Just a couple of days was all she wanted. A couple of days to pretend that after a lifetime of trying, she really was pregnant. To pretend that she really might be able to have the baby that was growing inside her.
Just a couple of days.
And then she’d consider doing w
hat Dr. Hall had insisted was her only choice.
Thinking about that, Becca felt the nausea rising. She barely made it to the bathroom in time for her nightly ritual. But tonight, when her stomach was finished with its usual protest, she wasn’t alone to face the emptiness.
A cold compress was pressed gently across the back of her neck. Then Sari wiped her mouth, her cheeks, her forehead. Sitting on the bathroom floor, Becca leaned into her sister’s ministrations, soaking up the care she’d needed so badly.
“Whatever you decide to do, Bec, I’m with you, okay? I know you wouldn’t even think about terminating unless you had no other option. I mean, the doctor wouldn’t recommend it otherwise.”
Becca nodded, feeling better than she had since she’d first suspected she might be pregnant. It felt so damn good to have someone else take care of her, even if only for a minute.

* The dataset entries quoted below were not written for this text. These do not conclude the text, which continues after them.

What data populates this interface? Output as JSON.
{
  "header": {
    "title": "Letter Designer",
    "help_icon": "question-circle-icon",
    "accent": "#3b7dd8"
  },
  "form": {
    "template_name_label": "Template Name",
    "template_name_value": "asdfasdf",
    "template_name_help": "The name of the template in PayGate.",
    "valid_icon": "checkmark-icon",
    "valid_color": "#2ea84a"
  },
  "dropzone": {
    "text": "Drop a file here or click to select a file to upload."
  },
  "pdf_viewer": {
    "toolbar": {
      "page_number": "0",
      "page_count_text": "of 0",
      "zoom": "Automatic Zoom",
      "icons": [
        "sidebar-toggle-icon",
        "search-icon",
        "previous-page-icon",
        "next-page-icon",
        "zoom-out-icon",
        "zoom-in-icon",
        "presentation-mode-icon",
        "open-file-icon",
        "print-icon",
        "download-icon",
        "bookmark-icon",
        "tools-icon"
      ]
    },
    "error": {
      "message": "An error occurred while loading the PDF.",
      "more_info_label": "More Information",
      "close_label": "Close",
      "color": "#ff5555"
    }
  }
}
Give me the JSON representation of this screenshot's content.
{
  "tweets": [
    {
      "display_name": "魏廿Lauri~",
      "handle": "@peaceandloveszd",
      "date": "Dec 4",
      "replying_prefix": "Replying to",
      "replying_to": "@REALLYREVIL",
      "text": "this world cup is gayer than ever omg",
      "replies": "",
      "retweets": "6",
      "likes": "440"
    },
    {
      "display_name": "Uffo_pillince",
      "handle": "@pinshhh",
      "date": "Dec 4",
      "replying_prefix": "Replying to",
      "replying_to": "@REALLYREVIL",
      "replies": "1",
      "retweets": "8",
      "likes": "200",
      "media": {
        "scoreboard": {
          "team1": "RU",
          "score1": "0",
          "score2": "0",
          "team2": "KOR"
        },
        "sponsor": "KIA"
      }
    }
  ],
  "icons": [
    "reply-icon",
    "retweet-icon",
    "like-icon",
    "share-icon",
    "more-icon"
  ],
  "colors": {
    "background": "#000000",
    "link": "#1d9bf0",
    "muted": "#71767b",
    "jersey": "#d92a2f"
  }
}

She could hardly believe she was getting Sari back. She’d been too preoccupied to see that Sari was ready to come back, but now—besides the overwhelming regret at her own situation—she also felt a sense of relief.
Sari rinsed the washcloth, hung it on the rack and slid down beside Becca. “How long do you have to make this decision?”
“I made an appointment at the clinic in Tucson for Friday.”
Before the words were even completely out of her mouth, Becca wished she could take them back.
Will was standing in the bathroom doorway. She’d been so busy retching she hadn’t heard him come home.
But there was no doubting what he’d just heard.
And no mistaking the rejection she saw in his eyes.
CHAPTER FOUR
“WE HAVE TO TALK.”
Will turned as Becca walked into his home office late Wednesday night. Still in the shirt and slacks he’d worn to work that morning, he’d gone straight to his office after hearing Becca’s announcement from the bathroom doorway. It was long past midnight now. Sari must have left hours ago. He’d hoped Becca was in bed asleep, leaving him to stumble around the chaos of his feelings in peace.
She looked lovely in the long white silk nightgown he’d bought her for Christmas the year before. As she stood there, perched on the brink of he knew not what, he had to admit she looked fragile, too.
Dammit.
“Apparently there’s nothing left to say,” he said, using every bit of self-control he had. What he wanted to do, needed to do, was shout. To tell her what he thought of her and her decision. To tell her how unfair the whole thing was, how helpless he felt. That the baby she was killing was his too.
Just the thought of what she planned to do made him burn with anger and with grief.
And yet, because the body that carried his baby was hers, because he believed in a woman’s right over her own body, and because she believed this damn doctor, he held his tongue. Or tried to. The body might be hers. But that baby was his.
“I was going to tell you about it.”
“Oh?” he asked, pushing back from his desk to replace some books on the wall of shelves behind him. “When?”
“I don’t know.” She paused. He could hear her moving farther into the room. His room. “Before I went.”